5 MINUTOS A LA RADIO
Pierre-Gilles Guéguen
Entrevista sobre el tema "Un real para el siglo XXI"
realizada por Anaëlle Lebovits-Quenehen

Anaëlle Lebovits-Quenehen : Que ce titre vous inspire-t-il ?

Pierre-Gilles Guéguen : « Un réel pour le XXIe siècle ». Déjà, ce n'est pas le réel des journalistes – tous les journalistes parlent du réel comme s'il existait, tout prêt à consommer, en dehors de nous. C'est un réel pour la psychanalyse. Le réel de la psychanalyse – Lacan a mis un certain temps à le spécifier –, ce n'est pas « la réalité ». La psychanalyse cherche à attraper le réel de chacun, plongé dans son siècle, et tel que son inconscient le lui manifeste, lui permet de l'appréhender.
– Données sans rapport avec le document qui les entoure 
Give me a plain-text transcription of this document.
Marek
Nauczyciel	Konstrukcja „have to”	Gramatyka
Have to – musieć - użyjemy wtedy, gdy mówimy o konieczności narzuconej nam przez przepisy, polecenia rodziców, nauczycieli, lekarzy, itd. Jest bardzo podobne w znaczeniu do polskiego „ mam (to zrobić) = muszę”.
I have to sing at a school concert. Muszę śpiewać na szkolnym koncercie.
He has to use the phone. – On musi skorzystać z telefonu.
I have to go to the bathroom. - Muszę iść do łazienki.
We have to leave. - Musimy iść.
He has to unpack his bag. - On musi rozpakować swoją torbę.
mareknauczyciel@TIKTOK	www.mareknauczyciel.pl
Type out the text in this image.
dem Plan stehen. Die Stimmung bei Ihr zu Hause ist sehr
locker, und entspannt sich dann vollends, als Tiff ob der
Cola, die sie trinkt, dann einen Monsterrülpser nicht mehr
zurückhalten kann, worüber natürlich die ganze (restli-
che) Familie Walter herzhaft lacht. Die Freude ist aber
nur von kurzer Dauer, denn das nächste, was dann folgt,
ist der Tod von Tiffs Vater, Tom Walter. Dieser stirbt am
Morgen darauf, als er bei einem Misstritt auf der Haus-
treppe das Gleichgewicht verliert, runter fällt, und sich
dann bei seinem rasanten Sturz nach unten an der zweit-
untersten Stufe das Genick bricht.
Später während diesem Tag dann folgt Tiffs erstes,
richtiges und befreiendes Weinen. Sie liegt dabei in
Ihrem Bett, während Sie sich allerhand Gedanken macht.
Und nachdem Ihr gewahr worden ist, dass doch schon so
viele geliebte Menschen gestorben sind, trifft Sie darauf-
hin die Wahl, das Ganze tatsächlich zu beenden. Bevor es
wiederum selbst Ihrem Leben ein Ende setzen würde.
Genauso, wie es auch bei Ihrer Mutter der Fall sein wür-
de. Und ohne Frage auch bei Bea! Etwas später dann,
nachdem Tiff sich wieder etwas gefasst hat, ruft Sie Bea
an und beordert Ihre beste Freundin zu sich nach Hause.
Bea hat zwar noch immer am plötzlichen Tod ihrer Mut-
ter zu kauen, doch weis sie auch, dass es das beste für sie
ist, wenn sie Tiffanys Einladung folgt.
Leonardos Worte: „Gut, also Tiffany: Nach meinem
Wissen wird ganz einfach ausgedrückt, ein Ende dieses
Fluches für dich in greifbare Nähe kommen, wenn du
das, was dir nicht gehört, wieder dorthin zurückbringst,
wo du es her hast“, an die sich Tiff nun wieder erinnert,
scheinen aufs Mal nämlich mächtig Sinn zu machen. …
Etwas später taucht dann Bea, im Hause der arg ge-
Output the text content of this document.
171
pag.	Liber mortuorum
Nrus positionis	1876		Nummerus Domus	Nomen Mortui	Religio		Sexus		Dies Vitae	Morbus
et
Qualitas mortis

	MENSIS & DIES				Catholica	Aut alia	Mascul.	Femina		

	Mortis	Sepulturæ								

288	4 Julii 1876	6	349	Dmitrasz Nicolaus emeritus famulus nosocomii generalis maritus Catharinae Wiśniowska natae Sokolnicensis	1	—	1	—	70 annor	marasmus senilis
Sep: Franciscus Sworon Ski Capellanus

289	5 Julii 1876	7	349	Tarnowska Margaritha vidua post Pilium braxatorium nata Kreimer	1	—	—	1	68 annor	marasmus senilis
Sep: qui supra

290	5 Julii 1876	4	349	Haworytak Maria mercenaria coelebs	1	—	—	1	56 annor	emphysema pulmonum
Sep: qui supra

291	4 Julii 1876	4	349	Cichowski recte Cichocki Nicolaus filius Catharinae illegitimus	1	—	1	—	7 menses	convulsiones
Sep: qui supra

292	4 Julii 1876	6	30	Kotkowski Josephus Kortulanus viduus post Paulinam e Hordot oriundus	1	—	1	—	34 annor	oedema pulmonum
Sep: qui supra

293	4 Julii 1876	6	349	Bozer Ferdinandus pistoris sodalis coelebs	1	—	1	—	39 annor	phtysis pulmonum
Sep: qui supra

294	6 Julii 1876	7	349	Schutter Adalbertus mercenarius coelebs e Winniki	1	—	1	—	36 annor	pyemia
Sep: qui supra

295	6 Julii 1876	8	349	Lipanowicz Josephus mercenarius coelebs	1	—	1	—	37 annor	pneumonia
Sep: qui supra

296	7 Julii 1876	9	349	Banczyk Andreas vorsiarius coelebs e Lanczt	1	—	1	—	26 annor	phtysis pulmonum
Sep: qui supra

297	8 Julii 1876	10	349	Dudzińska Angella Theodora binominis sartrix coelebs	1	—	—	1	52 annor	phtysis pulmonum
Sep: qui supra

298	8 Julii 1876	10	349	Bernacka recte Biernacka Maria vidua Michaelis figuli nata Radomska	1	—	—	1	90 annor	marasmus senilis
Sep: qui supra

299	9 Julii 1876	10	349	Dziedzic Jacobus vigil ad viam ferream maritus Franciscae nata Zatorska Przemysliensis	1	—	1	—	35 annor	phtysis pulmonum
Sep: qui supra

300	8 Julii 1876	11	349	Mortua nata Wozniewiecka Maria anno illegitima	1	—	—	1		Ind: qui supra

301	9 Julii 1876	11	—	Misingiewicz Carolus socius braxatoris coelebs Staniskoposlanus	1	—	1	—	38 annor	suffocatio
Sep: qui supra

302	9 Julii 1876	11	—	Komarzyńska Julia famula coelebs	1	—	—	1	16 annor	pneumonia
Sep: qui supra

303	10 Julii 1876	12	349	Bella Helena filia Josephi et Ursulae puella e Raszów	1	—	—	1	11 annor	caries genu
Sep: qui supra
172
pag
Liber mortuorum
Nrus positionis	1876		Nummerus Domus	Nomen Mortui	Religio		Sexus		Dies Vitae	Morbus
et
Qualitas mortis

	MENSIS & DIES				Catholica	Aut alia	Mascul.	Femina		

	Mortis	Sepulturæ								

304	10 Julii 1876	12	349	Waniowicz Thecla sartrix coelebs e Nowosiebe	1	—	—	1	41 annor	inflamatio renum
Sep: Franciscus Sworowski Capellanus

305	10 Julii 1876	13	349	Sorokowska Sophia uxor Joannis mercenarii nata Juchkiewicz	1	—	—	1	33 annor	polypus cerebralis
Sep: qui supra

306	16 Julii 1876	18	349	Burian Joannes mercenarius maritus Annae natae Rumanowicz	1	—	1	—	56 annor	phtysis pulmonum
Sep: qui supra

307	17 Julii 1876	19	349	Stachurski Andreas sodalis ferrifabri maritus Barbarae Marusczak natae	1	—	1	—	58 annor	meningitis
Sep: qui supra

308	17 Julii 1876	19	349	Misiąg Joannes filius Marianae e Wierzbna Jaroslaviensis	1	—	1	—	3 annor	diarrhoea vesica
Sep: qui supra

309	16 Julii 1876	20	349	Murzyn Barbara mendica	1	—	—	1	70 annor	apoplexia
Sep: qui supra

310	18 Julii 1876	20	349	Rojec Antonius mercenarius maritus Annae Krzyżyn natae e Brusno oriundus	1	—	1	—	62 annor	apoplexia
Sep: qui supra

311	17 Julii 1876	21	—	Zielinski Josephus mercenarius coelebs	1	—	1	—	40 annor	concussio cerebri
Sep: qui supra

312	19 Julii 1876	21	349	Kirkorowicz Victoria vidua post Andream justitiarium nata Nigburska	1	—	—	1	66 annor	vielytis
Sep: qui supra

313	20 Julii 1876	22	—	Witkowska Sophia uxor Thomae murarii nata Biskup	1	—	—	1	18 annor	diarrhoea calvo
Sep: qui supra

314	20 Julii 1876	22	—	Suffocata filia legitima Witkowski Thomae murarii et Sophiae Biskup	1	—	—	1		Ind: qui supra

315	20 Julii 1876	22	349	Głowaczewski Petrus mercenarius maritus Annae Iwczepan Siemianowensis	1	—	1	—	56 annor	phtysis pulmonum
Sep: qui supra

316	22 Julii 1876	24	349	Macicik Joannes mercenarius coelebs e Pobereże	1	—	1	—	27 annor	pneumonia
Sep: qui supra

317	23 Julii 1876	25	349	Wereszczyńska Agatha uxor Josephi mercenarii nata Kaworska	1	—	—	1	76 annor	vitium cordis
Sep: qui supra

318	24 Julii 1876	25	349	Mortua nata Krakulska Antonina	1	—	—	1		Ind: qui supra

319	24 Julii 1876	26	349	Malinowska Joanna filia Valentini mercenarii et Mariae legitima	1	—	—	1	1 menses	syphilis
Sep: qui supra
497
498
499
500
A. L.-Q. : Ce qui lui permet de l'appréhender, à partir de son inconscient, n'est-ce pas en même temps ce qui l'en éloigne ?

P.-G. G. : Oui, tout à fait. Il faut d'abord faire l'effort d'essayer de savoir ce que l'inconscient peut vous aider à trouver – puisque, par définition, il est inconscient. Il faut donc passer les barrières du refoulement, les défenses que chacun s'est construit contre la blessure que le réel constitue, lors de notre arrivée au monde ou lors d'événements traumatiques. Il faut se donner la peine d'explorer cet inconscient, d'en faire le tour... C'est difficile et cela prend du temps. À la fin, on espère que le sujet aura la cartographie de son programme fantasmatique, de son fantasme. Nous parlons là du fantasme inconscient, pas des petits fantasmes de chacun – qu'ils soient déployés dans l'analyse ou qu'ils soient exposés sur internet. C'est un produit du travail analytique, de la recherche de chacun sur le divan. C'est pour cette raison que Lacan a dit que le fantasme, c'était pour chacun la fenêtre sur le réel.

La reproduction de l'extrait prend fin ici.